Este era un enorme árbol de manzanas al cual un jovencito amaba mucho. Todos los días jugaba a su alrededor, trepaba hasta la parte superior, comía sus frutos y se echaba la siesta bajo su sombra.
El árbol también lo quería mucho, eran inseparables y el niño cada día al salir de la escuela corría a estar en compañía del árbol.
Pasó el tiempo, el chico creció y no volvió a jugar alrededor del árbol, prefería irse con sus amigos a jugar a la plaza del pueblo.
Un día regresó y escuchó que éste le decía con cierta tristeza:
Un día regresó y escuchó que éste le decía con cierta tristeza:
—¿Vienes a jugar conmigo?
El muchacho contestó:
—Ya no soy el niño de antes que jugába alrededor de los árboles. Ahora quiero tener juguetes, y necesito dinero para comprarlos, no puedo perder el tiempo contigo.

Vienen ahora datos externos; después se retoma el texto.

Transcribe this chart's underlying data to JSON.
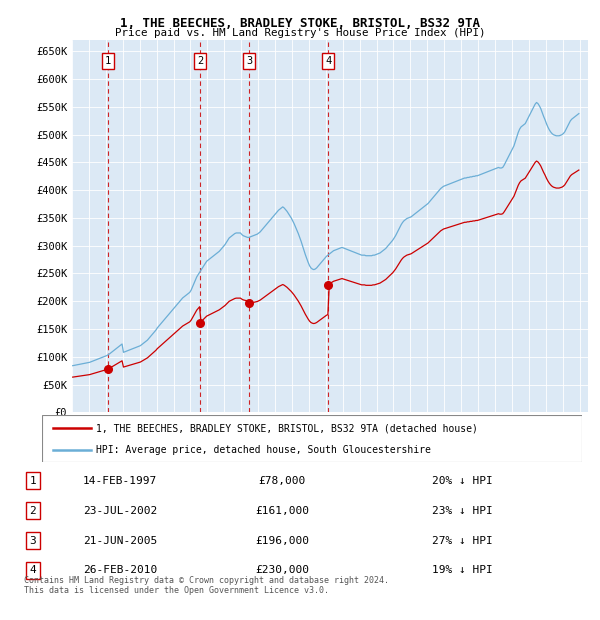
{
  "title1": "1, THE BEECHES, BRADLEY STOKE, BRISTOL, BS32 9TA",
  "title2": "Price paid vs. HM Land Registry's House Price Index (HPI)",
  "bg_color": "#dce9f5",
  "transactions": [
    {
      "num": 1,
      "date_label": "14-FEB-1997",
      "price": 78000,
      "pct": "20%",
      "x_year": 1997.12
    },
    {
      "num": 2,
      "date_label": "23-JUL-2002",
      "price": 161000,
      "pct": "23%",
      "x_year": 2002.56
    },
    {
      "num": 3,
      "date_label": "21-JUN-2005",
      "price": 196000,
      "pct": "27%",
      "x_year": 2005.47
    },
    {
      "num": 4,
      "date_label": "26-FEB-2010",
      "price": 230000,
      "pct": "19%",
      "x_year": 2010.15
    }
  ],
  "hpi_color": "#6baed6",
  "price_color": "#cc0000",
  "vline_color": "#cc0000",
  "legend_label_red": "1, THE BEECHES, BRADLEY STOKE, BRISTOL, BS32 9TA (detached house)",
  "legend_label_blue": "HPI: Average price, detached house, South Gloucestershire",
  "footer": "Contains HM Land Registry data © Crown copyright and database right 2024.\nThis data is licensed under the Open Government Licence v3.0.",
  "ylim": [
    0,
    670000
  ],
  "xlim_start": 1995.0,
  "xlim_end": 2025.5,
  "yticks": [
    0,
    50000,
    100000,
    150000,
    200000,
    250000,
    300000,
    350000,
    400000,
    450000,
    500000,
    550000,
    600000,
    650000
  ],
  "ytick_labels": [
    "£0",
    "£50K",
    "£100K",
    "£150K",
    "£200K",
    "£250K",
    "£300K",
    "£350K",
    "£400K",
    "£450K",
    "£500K",
    "£550K",
    "£600K",
    "£650K"
  ]
}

—Lo siento, dijo el árbol. No tengo dinero, pero te sugiero que tomes todas mis manzanas y las vendas; así vas a poder comprar tus juguetes.
El muchacho subió a las ramas, tomó las manzanas, fue a la plaza del pueblo; obtuvo el dinero y se sintió feliz.
También el árbol fue feliz, pero el muchacho no volvió.
Tiempo después, cuando regresó, el árbol le preguntó:
—¿Vienes a jugar conmigo?
—No tengo tiempo para jugar, tengo que trabajar para mi familia y necesito una casa para mi esposa e hijos. ¿Podrías ayudarme?
—Lo lamento, repuso el árbol. No tengo una casa, pero puedes cortar mis ramas y construir tu casa y así podrás tener acomodo para tu familia.
El hombre cortó todas las ramas del árbol, construyó su casa y se sintió feliz, y no volvió.
Cierto día de un cálido verano, regresó. El árbol estaba encantado de verle de nuevo.
—¿Vienes a jugar conmigo? —le preguntó.
—Me siento triste, estoy volviéndome viejo.
Quiero un bote para navegar y descansar, ¿puedes dármelo?
El árbol contestó:
—Usá mi tronco para construir uno; así vas a poder navegar y serás feliz.
El hombre cortó el tronco, construyó su bote y se fue a navegar por un largo tiempo.
Regresó después de muchos años y el árbol le dijo:
—Lo siento mucho, pero ya no tengo nada que darte, ni siquiera manzanas.
El hombre replicó:
—No tengo dientes para morder, ni fuerzas para escalar, ya estoy viejo y acabado.
Entonces el árbol, llorando, le díjo:
—Realmente no puedo darte nada. Lo único que me queda son mis raíces muertas.
Y el hombre contestó:
—No necesito mucho ahora, sólo un lugar para reposar. Estoy cansado después de tantos quebraderos y de tanto vagar, ahora estoy solo ...
—Bueno, dijo el árbol, las viejas raíces de un árbol son el mejor lugar para recostarse y descansar.
Ven, siéntate conmigo y descansa.
El hombre se sentó junto al árbol y éste, alegre y pletórico, dejó caer las pocas gotas de savia que le quedában en el rostro aviejado de aquel risueño niño que conoció años atrás.